Monday, 2 August 2010

Energy, the Subtle Concept

Elusive Stuff

Energy, the Subtle Concept: The Discovery of Feynman’s Blocks from Leibniz to Einstein by Jennifer Coopersmith

New Scientist, 17 July 2010

MOST of us have a vague idea of what energy is, if only because we have to pay for it. We know that it is the E in Einstein's famous equation, E=mc2, and all of us have an opinion about the pros and cons of nuclear energy. For William Blake's devil in The Marriage of Heaven and Hell, energy was "eternal delight", yet Newton never fully appreciated the importance of a concept that was rarely used until the 19th century.

So, what is energy? Easy to ask the question but, as Jennifer Coopersmith shows in Energy, the Subtle Concept, finding the answer was a messy and tangled affair, involving plenty of argument and controversy. It's a tale of persecuted genius, of royal patronage, of social climbers and dreamers, of rich men and poor men, a foundling, entrepreneurs and industrialists, lawyers, engineers, a taxman, a spy and a brewer. Some were showered with honours, others neglected until long after death.

The concept of energy is hard to grasp because it is something that cannot be directly observed. It was only in the early 19th century that it was even recognised as a distinct physical quantity. Since then it has played a vital role in the development of science and technology. Its importance lies in the fact that it possesses the very rare property of being preserved. Energy cannot be created or destroyed; it can only be converted from one form to another. So fundamental is this property to nature that it is enshrined, in more sober scientific terms, as the first law of thermodynamics.

The first step on the long road to understanding the true nature of this relationship had been taken in the 1800s by Benjamin Thompson, an Anglo-American physicist, inventor and soldier of fortune. While supervising the boring of new cannons Thompson realised that heat might be a form of motion rather than a special weightless substance called "caloric". Most remained unconvinced, largely because Thompson was a notorious opportunist and spy. The turning point came in the form of experiments performed, in the 1840s, by English brewer and amateur scientist James Prescott Joule, who introduced the term thermodynamics.
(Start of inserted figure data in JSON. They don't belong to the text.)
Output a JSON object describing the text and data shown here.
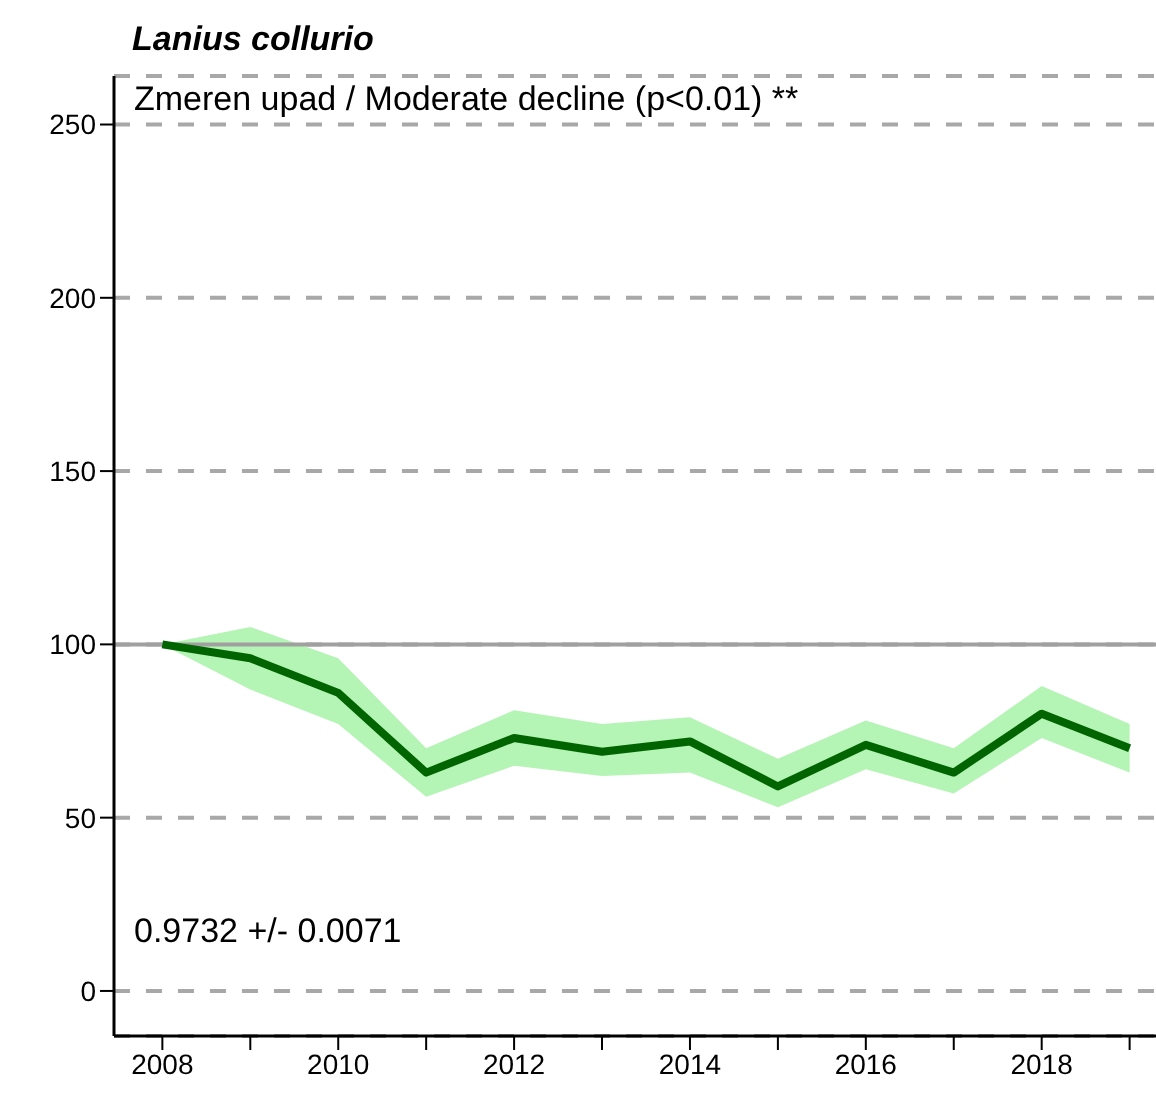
{
  "chart_data": {
    "type": "line",
    "title": "Lanius collurio",
    "x": [
      2008,
      2009,
      2010,
      2011,
      2012,
      2013,
      2014,
      2015,
      2016,
      2017,
      2018,
      2019
    ],
    "series": [
      {
        "color": "#006400",
        "values": [
          100,
          96,
          86,
          63,
          73,
          69,
          72,
          59,
          71,
          63,
          80,
          70
        ],
        "lower": [
          100,
          87,
          77,
          56,
          65,
          62,
          63,
          53,
          64,
          57,
          73,
          63
        ],
        "upper": [
          100,
          105,
          96,
          70,
          81,
          77,
          79,
          67,
          78,
          70,
          88,
          77
        ]
      }
    ],
    "xlim": [
      2007.45,
      2019.3
    ],
    "xticks": [
      2008,
      {
        "value": 2009,
        "label": null
      },
      2010,
      {
        "value": 2011,
        "label": null
      },
      2012,
      {
        "value": 2013,
        "label": null
      },
      2014,
      {
        "value": 2015,
        "label": null
      },
      2016,
      {
        "value": 2017,
        "label": null
      },
      2018,
      {
        "value": 2019,
        "label": null
      }
    ],
    "ylim": [
      -13,
      264
    ],
    "yticks": [
      0,
      50,
      100,
      150,
      200,
      250
    ],
    "grid": "y",
    "legend": false,
    "ref_lines": [
      {
        "axis": "y",
        "value": 100,
        "color": "#a0a0a0",
        "line_style": "solid"
      }
    ],
    "annotations": [
      "Zmeren upad / Moderate decline (p<0.01) **",
      "0.9732 +/- 0.0071"
    ]
  }
}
The conservation of energy is arguably the most important law in physics. But what exactly is being conserved? Are some forms of energy more fundamental than others? You will have to read the book to find out. Coopersmith sets out to answer such questions and to explain the concept of energy through the history of its discovery. This is neither a straightforward narrative nor one for the faint-hearted. Those not put off by the odd bit of mathematics, will be well-rewarded by dipping into this book.